There are not enough IT staff at my organization to do this. They have an approved list of software that may be installed. Some common installations are automated, others are niche-enough that it's DIY.
We don't live in a perfect world where the IT staffing ratio is 1:20 (or whatever arbitrary number you would consider "good"), so this is how my organization does it.
> unfortunately we can't let everyone install anything.
Who is this "we?"
"Your" IT department should consider giving you your own admin account. But it's their call.
Seems like a bit of an extreme solution for one-off installations that are rare enough to not be worth bothering to automate.
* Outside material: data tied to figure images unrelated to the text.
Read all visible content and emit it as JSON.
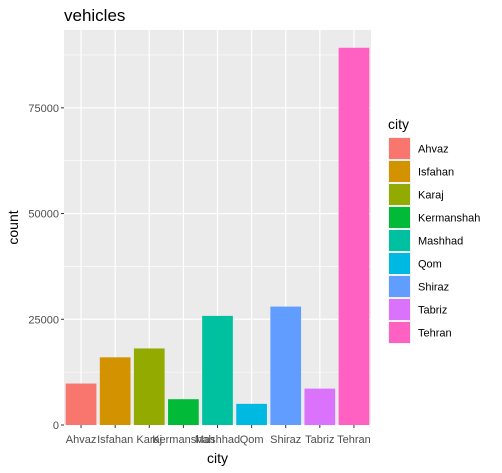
{
  "chart_data": {
    "type": "bar",
    "title": "vehicles",
    "xlabel": "city",
    "ylabel": "count",
    "categories": [
      "Ahvaz",
      "Isfahan",
      "Karaj",
      "Kermanshah",
      "Mashhad",
      "Qom",
      "Shiraz",
      "Tabriz",
      "Tehran"
    ],
    "values": [
      9800,
      16000,
      18100,
      6100,
      25800,
      5000,
      28000,
      8600,
      89200
    ],
    "colors": [
      "#F8766D",
      "#D39200",
      "#93AA00",
      "#00BA38",
      "#00C19F",
      "#00B9E3",
      "#619CFF",
      "#DB72FB",
      "#FF61C3"
    ],
    "ylim": [
      0,
      93400
    ],
    "yticks": [
      0,
      25000,
      50000,
      75000
    ],
    "ytick_labels": [
      "0",
      "25000",
      "50000",
      "75000"
    ],
    "grid": true,
    "legend": {
      "title": "city",
      "placement": "right",
      "entries": [
        "Ahvaz",
        "Isfahan",
        "Karaj",
        "Kermanshah",
        "Mashhad",
        "Qom",
        "Shiraz",
        "Tabriz",
        "Tehran"
      ]
    },
    "panel_color": "#EBEBEB",
    "grid_color": "#FFFFFF"
  }
}
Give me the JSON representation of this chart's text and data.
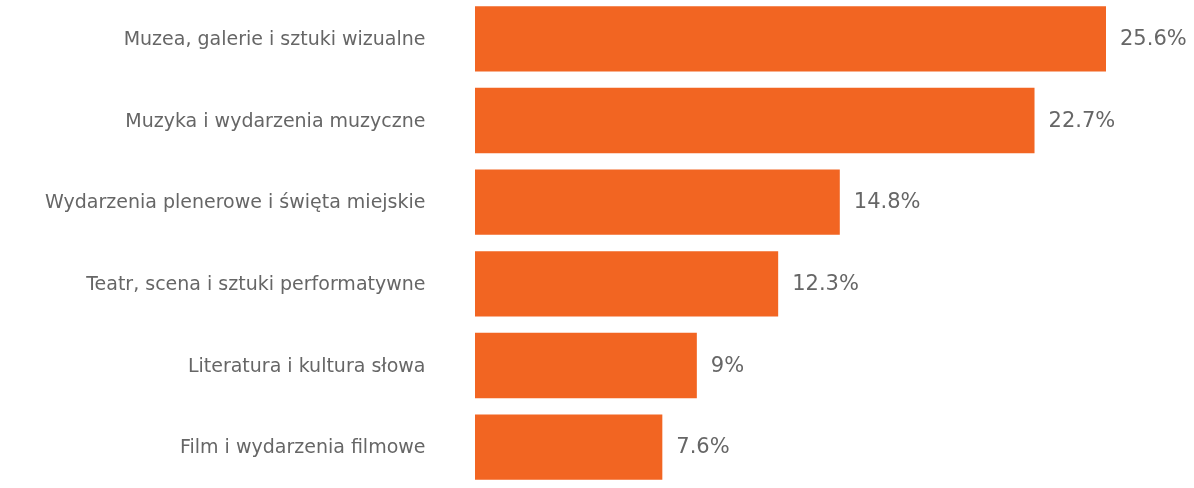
{
  "chart_data": {
    "type": "bar",
    "orientation": "horizontal",
    "categories": [
      "Muzea, galerie i sztuki wizualne",
      "Muzyka i wydarzenia muzyczne",
      "Wydarzenia plenerowe i święta miejskie",
      "Teatr, scena i sztuki performatywne",
      "Literatura i kultura słowa",
      "Film i wydarzenia filmowe"
    ],
    "values": [
      25.6,
      22.7,
      14.8,
      12.3,
      9,
      7.6
    ],
    "value_labels": [
      "25.6%",
      "22.7%",
      "14.8%",
      "12.3%",
      "9%",
      "7.6%"
    ],
    "color": "#f26522",
    "tick_labels": "y"
  }
}
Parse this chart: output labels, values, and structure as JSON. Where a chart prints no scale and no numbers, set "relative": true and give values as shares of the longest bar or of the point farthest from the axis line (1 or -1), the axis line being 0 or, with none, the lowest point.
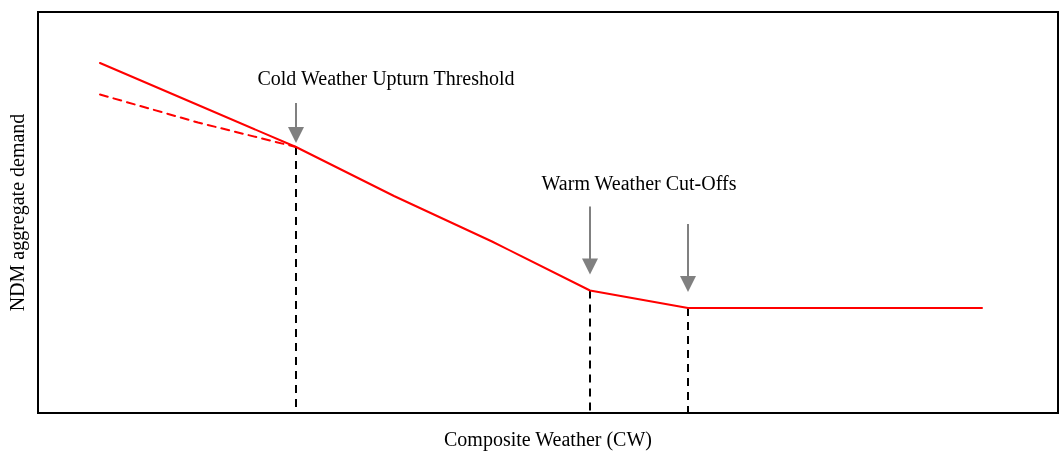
{
  "chart_data": {
    "type": "line",
    "relative": true,
    "xlabel": "Composite Weather (CW)",
    "ylabel": "NDM aggregate demand",
    "categories": [
      null,
      null,
      null,
      null,
      null,
      null,
      null,
      null,
      null,
      null
    ],
    "series": [
      {
        "color": "#ff0000",
        "values": [
          1,
          0.88,
          0.76,
          0.62,
          0.49,
          0.35,
          0.3,
          0.3,
          0.3,
          0.3
        ],
        "line_style": "solid"
      },
      {
        "color": "#ff0000",
        "values": [
          0.91,
          0.83,
          0.76,
          null,
          null,
          null,
          null,
          null,
          null,
          null
        ],
        "line_style": "dashed"
      }
    ],
    "annotations": [
      "Cold Weather Upturn Threshold",
      "Warm Weather Cut-Offs"
    ]
  }
}
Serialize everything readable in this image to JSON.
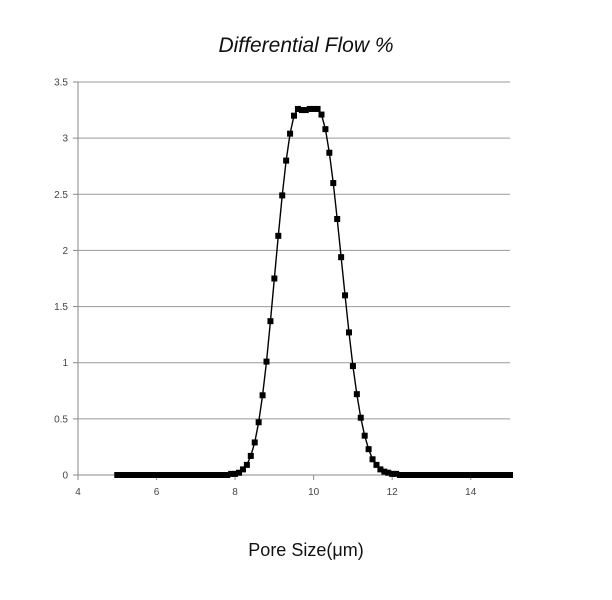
{
  "chart_data": {
    "type": "scatter",
    "title": "Differential Flow %",
    "xlabel": "Pore Size(μm)",
    "ylabel": "",
    "xlim": [
      4,
      15
    ],
    "ylim": [
      0,
      3.5
    ],
    "xticks": [
      "4",
      "6",
      "8",
      "10",
      "12",
      "14"
    ],
    "yticks": [
      "0",
      "0.5",
      "1",
      "1.5",
      "2",
      "2.5",
      "3",
      "3.5"
    ],
    "grid": "horizontal",
    "legend": "none",
    "marker": "square",
    "line": true,
    "color": "#000000",
    "x": [
      5.0,
      5.1,
      5.2,
      5.3,
      5.4,
      5.5,
      5.6,
      5.7,
      5.8,
      5.9,
      6.0,
      6.1,
      6.2,
      6.3,
      6.4,
      6.5,
      6.6,
      6.7,
      6.8,
      6.9,
      7.0,
      7.1,
      7.2,
      7.3,
      7.4,
      7.5,
      7.6,
      7.7,
      7.8,
      7.9,
      8.0,
      8.1,
      8.2,
      8.3,
      8.4,
      8.5,
      8.6,
      8.7,
      8.8,
      8.9,
      9.0,
      9.1,
      9.2,
      9.3,
      9.4,
      9.5,
      9.6,
      9.7,
      9.8,
      9.9,
      10.0,
      10.1,
      10.2,
      10.3,
      10.4,
      10.5,
      10.6,
      10.7,
      10.8,
      10.9,
      11.0,
      11.1,
      11.2,
      11.3,
      11.4,
      11.5,
      11.6,
      11.7,
      11.8,
      11.9,
      12.0,
      12.1,
      12.2,
      12.3,
      12.4,
      12.5,
      12.6,
      12.7,
      12.8,
      12.9,
      13.0,
      13.1,
      13.2,
      13.3,
      13.4,
      13.5,
      13.6,
      13.7,
      13.8,
      13.9,
      14.0,
      14.1,
      14.2,
      14.3,
      14.4,
      14.5,
      14.6,
      14.7,
      14.8,
      14.9,
      15.0
    ],
    "y": [
      0,
      0,
      0,
      0,
      0,
      0,
      0,
      0,
      0,
      0,
      0,
      0,
      0,
      0,
      0,
      0,
      0,
      0,
      0,
      0,
      0,
      0,
      0,
      0,
      0,
      0,
      0,
      0,
      0,
      0.01,
      0.01,
      0.02,
      0.05,
      0.09,
      0.17,
      0.29,
      0.47,
      0.71,
      1.01,
      1.37,
      1.75,
      2.13,
      2.49,
      2.8,
      3.04,
      3.2,
      3.26,
      3.25,
      3.25,
      3.26,
      3.26,
      3.26,
      3.21,
      3.08,
      2.87,
      2.6,
      2.28,
      1.94,
      1.6,
      1.27,
      0.97,
      0.72,
      0.51,
      0.35,
      0.23,
      0.14,
      0.09,
      0.05,
      0.03,
      0.02,
      0.01,
      0.01,
      0,
      0,
      0,
      0,
      0,
      0,
      0,
      0,
      0,
      0,
      0,
      0,
      0,
      0,
      0,
      0,
      0,
      0,
      0,
      0,
      0,
      0,
      0,
      0,
      0,
      0,
      0,
      0,
      0
    ]
  }
}
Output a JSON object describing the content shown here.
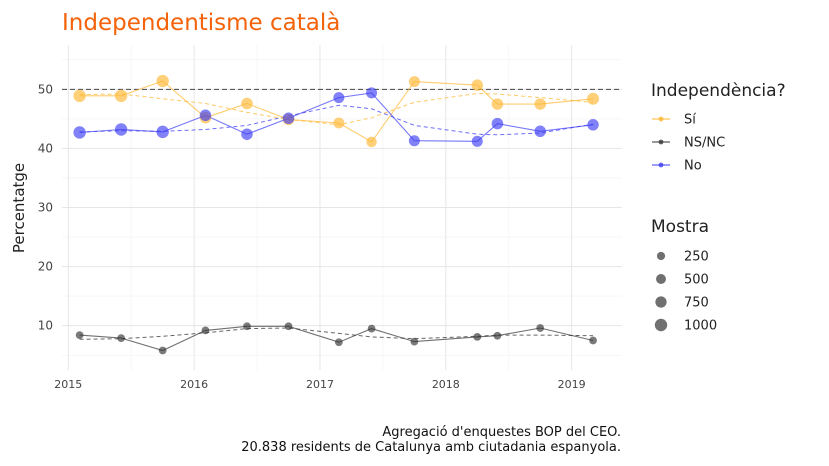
{
  "chart_data": {
    "type": "line",
    "title": "Independentisme català",
    "ylabel": "Percentatge",
    "xlabel": "",
    "xlim": [
      2014.95,
      2019.4
    ],
    "ylim": [
      2.5,
      57.5
    ],
    "x_ticks": [
      2015,
      2016,
      2017,
      2018,
      2019
    ],
    "y_ticks": [
      10,
      20,
      30,
      40,
      50
    ],
    "reference_line": 50,
    "grid": true,
    "legend_position": "right",
    "legend_color_title": "Independència?",
    "legend_size_title": "Mostra",
    "size_legend": [
      250,
      500,
      750,
      1000
    ],
    "caption": [
      "Agregació d'enquestes BOP del CEO.",
      "20.838 residents de Catalunya amb ciutadania espanyola."
    ],
    "series": [
      {
        "name": "Sí",
        "color": "#FFB732",
        "x": [
          2015.09,
          2015.42,
          2015.75,
          2016.09,
          2016.42,
          2016.75,
          2017.15,
          2017.41,
          2017.75,
          2018.25,
          2018.41,
          2018.75,
          2019.17
        ],
        "values": [
          48.9,
          48.9,
          51.4,
          45.2,
          47.6,
          44.9,
          44.3,
          41.1,
          51.3,
          50.7,
          47.5,
          47.5,
          48.4
        ],
        "sizes": [
          1000,
          1000,
          1000,
          800,
          800,
          800,
          700,
          600,
          700,
          800,
          800,
          800,
          900
        ],
        "trend": [
          49.1,
          49.2,
          48.4,
          47.6,
          46.1,
          44.9,
          44.0,
          45.2,
          47.8,
          49.3,
          49.2,
          48.6,
          47.8
        ]
      },
      {
        "name": "NS/NC",
        "color": "#333333",
        "x": [
          2015.09,
          2015.42,
          2015.75,
          2016.09,
          2016.42,
          2016.75,
          2017.15,
          2017.41,
          2017.75,
          2018.25,
          2018.41,
          2018.75,
          2019.17
        ],
        "values": [
          8.4,
          7.9,
          5.8,
          9.2,
          9.9,
          9.9,
          7.2,
          9.5,
          7.3,
          8.1,
          8.3,
          9.6,
          7.5
        ],
        "sizes": [
          200,
          200,
          200,
          200,
          200,
          200,
          200,
          200,
          200,
          200,
          200,
          200,
          200
        ],
        "trend": [
          7.7,
          7.8,
          8.2,
          8.8,
          9.5,
          9.6,
          8.7,
          8.1,
          7.8,
          8.2,
          8.4,
          8.4,
          8.3
        ]
      },
      {
        "name": "No",
        "color": "#3D3DF5",
        "x": [
          2015.09,
          2015.42,
          2015.75,
          2016.09,
          2016.42,
          2016.75,
          2017.15,
          2017.41,
          2017.75,
          2018.25,
          2018.41,
          2018.75,
          2019.17
        ],
        "values": [
          42.7,
          43.2,
          42.8,
          45.6,
          42.4,
          45.1,
          48.6,
          49.4,
          41.3,
          41.2,
          44.2,
          42.9,
          44.0
        ],
        "sizes": [
          1000,
          1000,
          1000,
          800,
          800,
          800,
          700,
          700,
          700,
          700,
          800,
          800,
          800
        ],
        "trend": [
          42.8,
          43.0,
          42.9,
          43.2,
          43.9,
          45.5,
          47.3,
          46.7,
          43.9,
          42.4,
          42.3,
          42.6,
          44.1
        ]
      }
    ]
  }
}
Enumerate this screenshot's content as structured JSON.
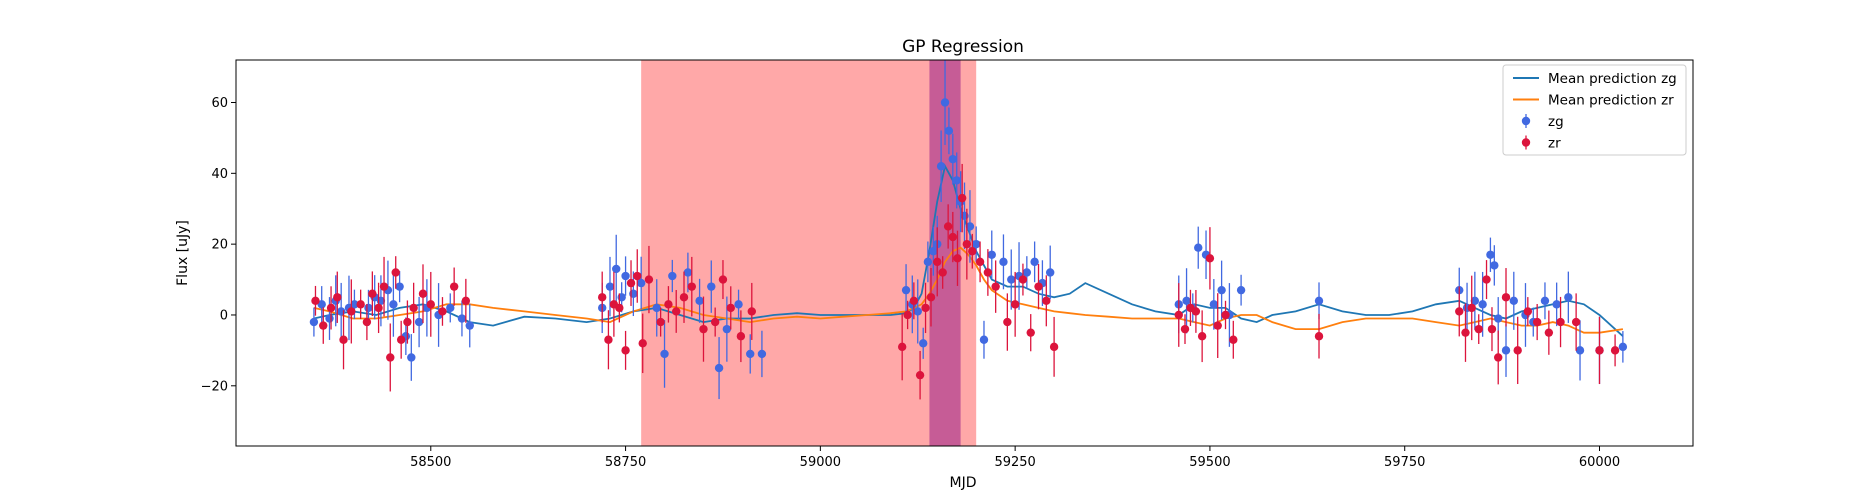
{
  "chart_data": {
    "type": "scatter",
    "title": "GP Regression",
    "xlabel": "MJD",
    "ylabel": "Flux [uJy]",
    "xlim": [
      58250,
      60120
    ],
    "ylim": [
      -37,
      72
    ],
    "xticks": [
      58500,
      58750,
      59000,
      59250,
      59500,
      59750,
      60000
    ],
    "xtick_labels": [
      "58500",
      "58750",
      "59000",
      "59250",
      "59500",
      "59750",
      "60000"
    ],
    "yticks": [
      -20,
      0,
      20,
      40,
      60
    ],
    "ytick_labels": [
      "−20",
      "0",
      "20",
      "40",
      "60"
    ],
    "grid": false,
    "legend": {
      "position": "top-right",
      "entries": [
        {
          "label": "Mean prediction zg",
          "kind": "line",
          "color": "#1f77b4"
        },
        {
          "label": "Mean prediction zr",
          "kind": "line",
          "color": "#ff7f0e"
        },
        {
          "label": "zg",
          "kind": "marker",
          "color": "#4169e1"
        },
        {
          "label": "zr",
          "kind": "marker",
          "color": "#dc143c"
        }
      ]
    },
    "shaded_regions": [
      {
        "x0": 58770,
        "x1": 59200,
        "color": "#ff0000",
        "opacity": 0.34
      },
      {
        "x0": 59140,
        "x1": 59180,
        "color": "#800080",
        "opacity": 0.45
      }
    ],
    "lines": [
      {
        "name": "Mean prediction zg",
        "color": "#1f77b4",
        "x": [
          58350,
          58370,
          58400,
          58430,
          58460,
          58490,
          58520,
          58550,
          58580,
          58620,
          58660,
          58700,
          58730,
          58760,
          58790,
          58820,
          58850,
          58880,
          58910,
          58940,
          58970,
          59000,
          59030,
          59060,
          59090,
          59110,
          59120,
          59130,
          59140,
          59150,
          59160,
          59170,
          59180,
          59190,
          59200,
          59210,
          59220,
          59240,
          59260,
          59280,
          59300,
          59320,
          59340,
          59370,
          59400,
          59430,
          59460,
          59480,
          59500,
          59520,
          59540,
          59560,
          59580,
          59610,
          59640,
          59670,
          59700,
          59730,
          59760,
          59790,
          59820,
          59840,
          59860,
          59880,
          59900,
          59920,
          59940,
          59960,
          59980,
          60000,
          60030
        ],
        "y": [
          -1,
          0,
          1,
          0,
          2,
          3,
          1,
          -2,
          -3,
          -0.5,
          -1,
          -2,
          -1,
          1,
          2,
          0,
          -2,
          -1,
          -1,
          0,
          0.5,
          0,
          0,
          0,
          0,
          0.5,
          2,
          6,
          18,
          32,
          42,
          38,
          30,
          24,
          18,
          14,
          10,
          8,
          8,
          6,
          5,
          6,
          9,
          6,
          3,
          1,
          0,
          3,
          2,
          2,
          -1,
          -2,
          0,
          1,
          3,
          1,
          0,
          0,
          1,
          3,
          4,
          2,
          0,
          -1,
          1,
          2,
          3,
          4,
          3,
          0,
          -6
        ]
      },
      {
        "name": "Mean prediction zr",
        "color": "#ff7f0e",
        "x": [
          58350,
          58370,
          58400,
          58430,
          58460,
          58490,
          58520,
          58550,
          58580,
          58620,
          58660,
          58700,
          58730,
          58760,
          58790,
          58820,
          58850,
          58880,
          58910,
          58940,
          58970,
          59000,
          59030,
          59060,
          59090,
          59110,
          59120,
          59130,
          59140,
          59150,
          59160,
          59170,
          59180,
          59190,
          59200,
          59210,
          59220,
          59240,
          59260,
          59280,
          59300,
          59320,
          59340,
          59370,
          59400,
          59430,
          59460,
          59480,
          59500,
          59520,
          59540,
          59560,
          59580,
          59610,
          59640,
          59670,
          59700,
          59730,
          59760,
          59790,
          59820,
          59840,
          59860,
          59880,
          59900,
          59920,
          59940,
          59960,
          59980,
          60000,
          60030
        ],
        "y": [
          2,
          1,
          -1,
          -1,
          0,
          1,
          3,
          3,
          2,
          1,
          0,
          -1,
          -2,
          1,
          3,
          2,
          0,
          -1,
          -2,
          -1,
          -0.5,
          -1,
          -0.5,
          0,
          0.5,
          1,
          2,
          3,
          6,
          10,
          15,
          18,
          19,
          17,
          14,
          10,
          7,
          4,
          3,
          2,
          1,
          0.5,
          0,
          -0.5,
          -1,
          -1,
          -1,
          -2,
          -3,
          -1,
          0,
          0,
          -2,
          -4,
          -4,
          -2,
          -1,
          -1,
          -1,
          -2,
          -3,
          -2,
          -1,
          -2,
          -3,
          -3,
          -2,
          -3,
          -5,
          -5,
          -4
        ]
      }
    ],
    "series": [
      {
        "name": "zg",
        "color": "#4169e1",
        "x": [
          58350,
          58360,
          58370,
          58378,
          58385,
          58395,
          58402,
          58420,
          58428,
          58436,
          58445,
          58452,
          58460,
          58468,
          58475,
          58485,
          58495,
          58510,
          58525,
          58540,
          58550,
          58720,
          58730,
          58738,
          58745,
          58750,
          58760,
          58770,
          58790,
          58800,
          58810,
          58830,
          58845,
          58860,
          58870,
          58880,
          58895,
          58910,
          58925,
          59110,
          59118,
          59125,
          59132,
          59138,
          59145,
          59150,
          59155,
          59160,
          59165,
          59170,
          59175,
          59180,
          59185,
          59192,
          59200,
          59210,
          59220,
          59235,
          59245,
          59255,
          59265,
          59275,
          59285,
          59295,
          59460,
          59470,
          59478,
          59485,
          59495,
          59505,
          59515,
          59525,
          59540,
          59640,
          59820,
          59830,
          59840,
          59850,
          59860,
          59865,
          59870,
          59880,
          59890,
          59905,
          59915,
          59930,
          59945,
          59960,
          59975,
          60000,
          60030
        ],
        "y": [
          -2,
          3,
          -1,
          4,
          1,
          2,
          3,
          2,
          5,
          4,
          7,
          3,
          8,
          -6,
          -12,
          -2,
          2,
          0,
          2,
          -1,
          -3,
          2,
          8,
          13,
          5,
          11,
          6,
          9,
          2,
          -11,
          11,
          12,
          4,
          8,
          -15,
          -4,
          3,
          -11,
          -11,
          7,
          3,
          1,
          -8,
          15,
          18,
          20,
          42,
          60,
          52,
          44,
          38,
          32,
          28,
          25,
          20,
          -7,
          17,
          15,
          10,
          11,
          12,
          15,
          9,
          12,
          3,
          4,
          2,
          19,
          17,
          3,
          7,
          0,
          7,
          4,
          7,
          2,
          4,
          3,
          17,
          14,
          -1,
          -10,
          4,
          0,
          -2,
          4,
          3,
          5,
          -10,
          -10,
          -9
        ]
      },
      {
        "name": "zr",
        "color": "#dc143c",
        "x": [
          58352,
          58362,
          58372,
          58380,
          58388,
          58398,
          58410,
          58418,
          58425,
          58433,
          58440,
          58448,
          58455,
          58462,
          58470,
          58478,
          58490,
          58500,
          58515,
          58530,
          58545,
          58720,
          58728,
          58735,
          58742,
          58750,
          58757,
          58765,
          58772,
          58780,
          58795,
          58805,
          58815,
          58825,
          58835,
          58850,
          58865,
          58875,
          58885,
          58898,
          58912,
          59105,
          59112,
          59120,
          59128,
          59135,
          59142,
          59150,
          59157,
          59164,
          59170,
          59176,
          59182,
          59188,
          59195,
          59205,
          59215,
          59225,
          59240,
          59250,
          59260,
          59270,
          59280,
          59290,
          59300,
          59460,
          59468,
          59475,
          59482,
          59490,
          59500,
          59510,
          59520,
          59530,
          59640,
          59820,
          59828,
          59836,
          59845,
          59855,
          59862,
          59870,
          59880,
          59895,
          59908,
          59920,
          59935,
          59950,
          59970,
          60000,
          60020
        ],
        "y": [
          4,
          -3,
          2,
          5,
          -7,
          1,
          3,
          -2,
          6,
          2,
          8,
          -12,
          12,
          -7,
          -2,
          2,
          6,
          3,
          1,
          8,
          4,
          5,
          -7,
          3,
          2,
          -10,
          9,
          11,
          -8,
          10,
          -2,
          3,
          1,
          5,
          8,
          -4,
          -2,
          10,
          2,
          -6,
          1,
          -9,
          0,
          4,
          -17,
          2,
          5,
          15,
          12,
          25,
          22,
          16,
          33,
          20,
          18,
          15,
          12,
          8,
          -2,
          3,
          10,
          -5,
          8,
          4,
          -9,
          0,
          -4,
          2,
          1,
          -6,
          16,
          -3,
          0,
          -7,
          -6,
          1,
          -5,
          2,
          -4,
          10,
          -4,
          -12,
          5,
          -10,
          1,
          -2,
          -5,
          -2,
          -2,
          -10,
          -10
        ]
      }
    ]
  }
}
Good example of this is scientific software like Gaussian (a "common" quantum mechanics package): needs admin, expensive and strict license that gets audited. It's approved, but we have a single digit number of people using it. It's just not worth the time to automate a script around an install that only happens once every year or so on average, when they can just temporarily elevate the user.
If I actually had to depend on IT to do all that, it would take forever to get anything done.
It becomes less about controlling the users and more about stopping any bad guy dead in their tracks. If nothing but what has been implicitly authorized can execute, then 99% of ransomware attacks will be stopped immediately even after the user clicks the link.
Your company software procurement process shouldn’t be so onerous that people turn to Shadow IT. You have to work with people where they are.
> The company does NOT want you installing random crap on their machines.
Why do you immediately jump to the conclusion that the post is about installing "random crap?"
The post is about requiring admin to install to Program Files. Even if it is an approved piece of software, you're still going to need admin to install it.
The installer should ask the user if they are installing for just themselves or for everybody on the machine.
If it's the former, the installation is typically somewhere under %HOMEPATH% (probably in %LOCALAPPDATA%), the latter will put it in %ProgramFiles%.
This is very annoying on company machines where you may not have admin, since now there's red tape with your IT because the installer was poorly written.
Half the reason I use the WSL is because you at least get "root" on it, so permissions are never an issue
Edit: there may be something lost in translation. This post is in reference to software your IT already approves, which happens to only install to program files.